The work focuses on predictive capabilities of fundamental cyclic plasticity and fatigue life models, which can be calibrated using limited amount of experiments as specific ones needed for more advanced models are often absent. The analyses are conducted for the synthetic case of exhaust manifold made from cast iron. The thermal boundary conditions from the forced convection were obtained from the computational fluid dynamics considered as a conjugate heat transfer problem. Two rate-independent and temperature-dependent material models were calibrated for structural analyses. Both were validated with experiments on isothermal and anisothermal levels. Sequential thermal–mechanical finite element simulations were performed. Two fatigue life models were employed. The first was a temperature-dependent strain-based fatigue life criterion calibrated from uniaxial data.
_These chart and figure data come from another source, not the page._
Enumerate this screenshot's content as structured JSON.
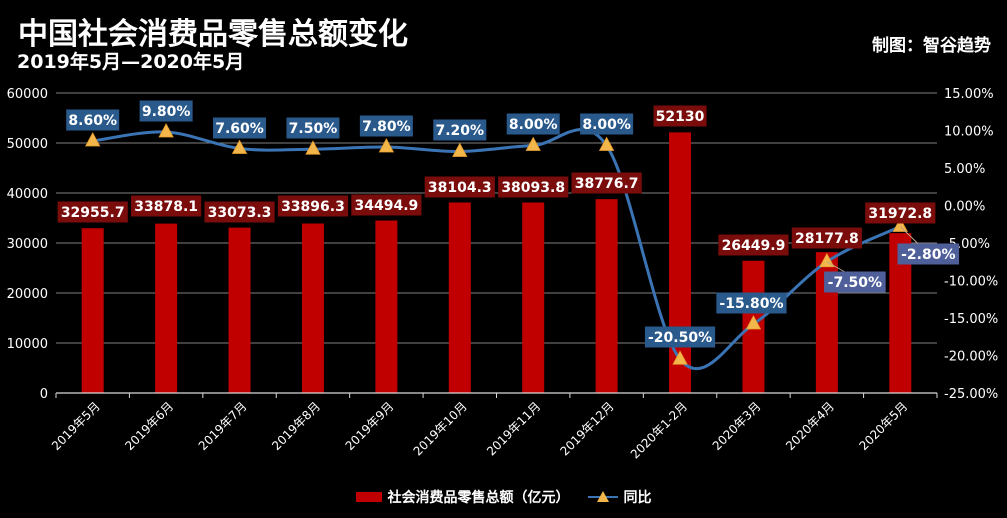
{
  "header": {
    "title": "中国社会消费品零售总额变化",
    "subtitle": "2019年5月—2020年5月",
    "credit": "制图：智谷趋势"
  },
  "colors": {
    "background": "#000000",
    "bar": "#c00000",
    "bar_label_bg": "#7a0c0c",
    "line": "#3b74b4",
    "line_label_bg": "#2a5a8c",
    "line_label_bg_alt": "#4e5f9a",
    "marker": "#f3b64a",
    "grid": "#7f7f7f",
    "text": "#ffffff"
  },
  "legend": {
    "bar_label": "社会消费品零售总额（亿元）",
    "line_label": "同比"
  },
  "chart_data": {
    "type": "bar+line",
    "title": "中国社会消费品零售总额变化",
    "subtitle": "2019年5月—2020年5月",
    "categories": [
      "2019年5月",
      "2019年6月",
      "2019年7月",
      "2019年8月",
      "2019年9月",
      "2019年10月",
      "2019年11月",
      "2019年12月",
      "2020年1-2月",
      "2020年3月",
      "2020年4月",
      "2020年5月"
    ],
    "series": [
      {
        "name": "社会消费品零售总额（亿元）",
        "type": "bar",
        "axis": "left",
        "values": [
          32955.7,
          33878.1,
          33073.3,
          33896.3,
          34494.9,
          38104.3,
          38093.8,
          38776.7,
          52130,
          26449.9,
          28177.8,
          31972.8
        ],
        "labels": [
          "32955.7",
          "33878.1",
          "33073.3",
          "33896.3",
          "34494.9",
          "38104.3",
          "38093.8",
          "38776.7",
          "52130",
          "26449.9",
          "28177.8",
          "31972.8"
        ]
      },
      {
        "name": "同比",
        "type": "line",
        "axis": "right",
        "values": [
          8.6,
          9.8,
          7.6,
          7.5,
          7.8,
          7.2,
          8.0,
          8.0,
          -20.5,
          -15.8,
          -7.5,
          -2.8
        ],
        "labels": [
          "8.60%",
          "9.80%",
          "7.60%",
          "7.50%",
          "7.80%",
          "7.20%",
          "8.00%",
          "8.00%",
          "-20.50%",
          "-15.80%",
          "-7.50%",
          "-2.80%"
        ]
      }
    ],
    "left_axis": {
      "ylim": [
        0,
        60000
      ],
      "ticks": [
        "0",
        "10000",
        "20000",
        "30000",
        "40000",
        "50000",
        "60000"
      ]
    },
    "right_axis": {
      "ylim": [
        -25,
        15
      ],
      "ticks": [
        "-25.00%",
        "-20.00%",
        "-15.00%",
        "-10.00%",
        "-5.00%",
        "0.00%",
        "5.00%",
        "10.00%",
        "15.00%"
      ]
    },
    "grid": true,
    "legend_position": "bottom"
  }
}
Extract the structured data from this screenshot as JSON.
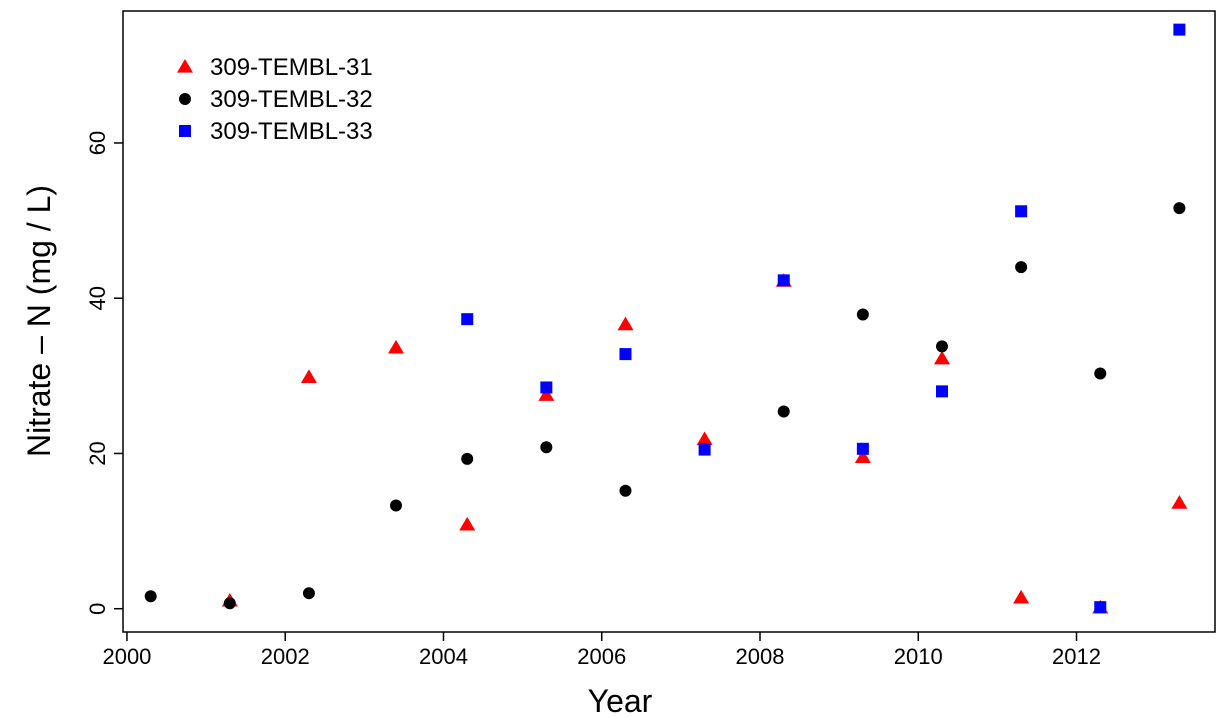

The second was a temperature-independent energy-based fatigue life criterion resulting in twice lower life than the strain-based criterion, while none of the plasticity models made a significant difference in that prediction.

KEYWORDS:

• Automotive
• crack location
• damage
• failure
• low-cycle fatigue

Disclosure statement

No potential conflict of interest was reported by the author(s).

Additional information

Funding

This work was supported by the Czech Science Foundation under contract No. 19-20802S ‘A coupled real-time thermomechanical solidification model of steel for crack prediction.’